The study found that aligned models are excellent at predicting the “textbook” move. They dominated base models when predicting one-shot games and simple lotteries where humans tend to follow rational, predictable patterns. But as soon as the games became social and multi-round—introducing dynamics like reciprocity, bluffing, and revenge—the aligned models’ “politeness” became a liability.

The Round One Reversal

One of the paper’s most striking findings involves the “round one” effect. In the very first round of a strategic game, before any history has developed, aligned models actually predict human choices quite well. At this stage, humans often act according to standard norms.

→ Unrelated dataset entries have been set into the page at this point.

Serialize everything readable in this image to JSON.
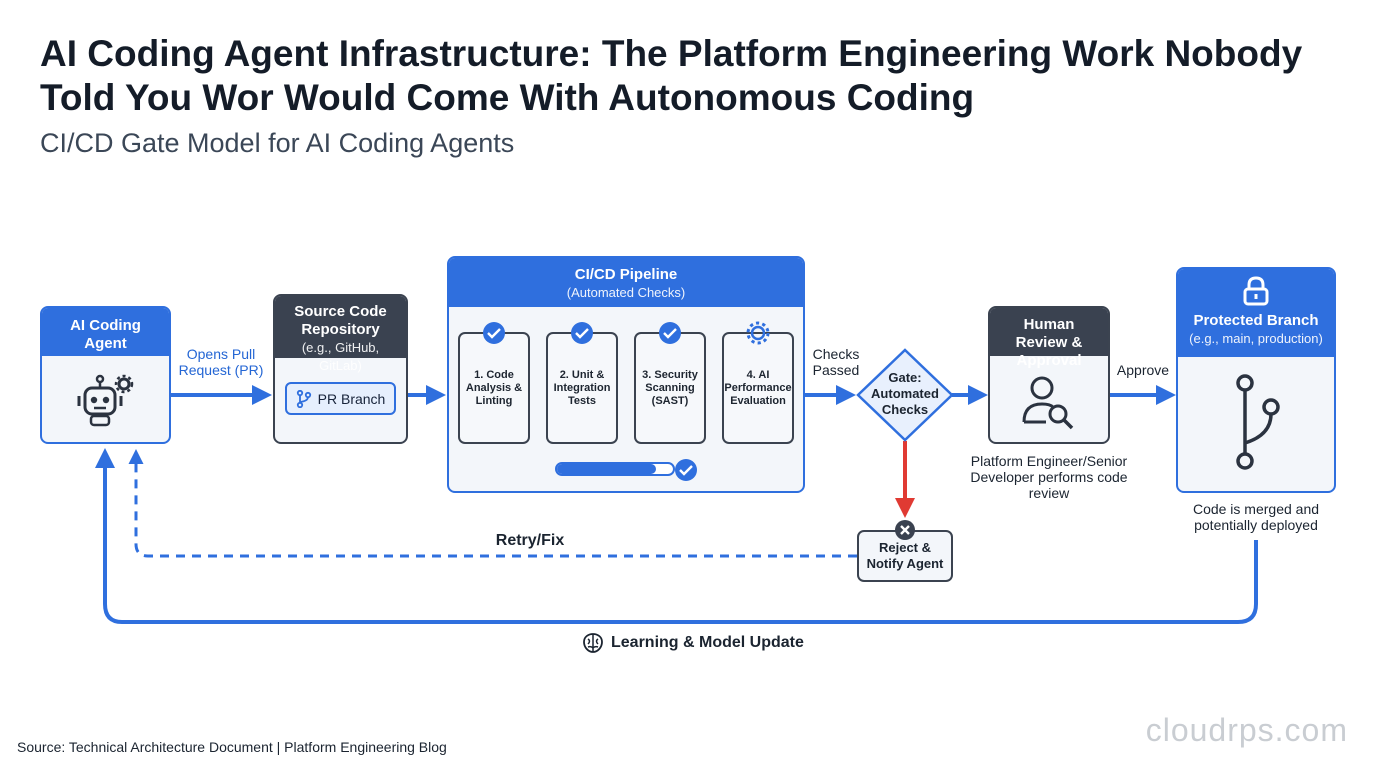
{
  "header": {
    "title": "AI Coding Agent Infrastructure: The Platform Engineering Work Nobody Told You Wor Would Come With Autonomous Coding",
    "subtitle": "CI/CD Gate Model for AI Coding Agents"
  },
  "nodes": {
    "agent": {
      "title": "AI Coding Agent",
      "icon": "robot-gear-icon"
    },
    "repo": {
      "title": "Source Code Repository",
      "subtitle": "(e.g., GitHub, GitLab)",
      "branch_label": "PR Branch",
      "branch_icon": "git-branch-icon"
    },
    "pipeline": {
      "title": "CI/CD Pipeline",
      "subtitle": "(Automated Checks)",
      "steps": [
        {
          "label": "1. Code Analysis & Linting",
          "icon": "check-circle-icon"
        },
        {
          "label": "2. Unit & Integration Tests",
          "icon": "check-circle-icon"
        },
        {
          "label": "3. Security Scanning (SAST)",
          "icon": "check-circle-icon"
        },
        {
          "label": "4. AI Performance Evaluation",
          "icon": "gear-icon"
        }
      ],
      "progress": 0.85
    },
    "gate": {
      "label": "Gate: Automated Checks"
    },
    "review": {
      "title": "Human Review & Approval",
      "caption": "Platform Engineer/Senior Developer performs code review",
      "icon": "user-search-icon"
    },
    "protected": {
      "title": "Protected Branch",
      "subtitle": "(e.g., main, production)",
      "caption": "Code is merged and potentially deployed",
      "icon": "lock-icon",
      "branch_icon": "git-merge-icon"
    },
    "reject": {
      "label": "Reject & Notify Agent",
      "icon": "x-circle-icon"
    }
  },
  "edges": {
    "opens_pr": "Opens Pull Request (PR)",
    "checks_passed": "Checks Passed",
    "approve": "Approve",
    "retry": "Retry/Fix",
    "learning": "Learning & Model Update",
    "learning_icon": "brain-icon"
  },
  "colors": {
    "accent": "#2f6fde",
    "dark": "#3a4250",
    "reject": "#e03a33"
  },
  "footer": {
    "source": "Source: Technical Architecture Document | Platform Engineering Blog",
    "watermark": "cloudrps.com"
  }
}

However, as the game progresses and a “paper trail” of interaction develops, the human behavior shifts. If a player is betrayed in round two, they might spend round three retaliating. Base models, trained on the raw, unwashed internet, “recognize” this darker side of human nature. Aligned models, having been “tilted” toward socially approved responses by human evaluators, effectively lose sight of these “tail” behaviors.

The Future of “Silicon Subjects”

This research presents a “fundamental trade-off” for the AI industry. If you want a chatbot to be a helpful assistant, alignment is essential. But if you want a model to serve as a proxy for human behavior in a simulation, alignment may be the very thing that breaks the experiment.

For social scientists and economists, the message is clear: when using AI to model the real world, the most “polite” model in the room is likely the least realistic. As we move toward a world of AI-driven social simulations, we must decide whether we want our models to reflect the humans we hope to be, or the humans we actually are.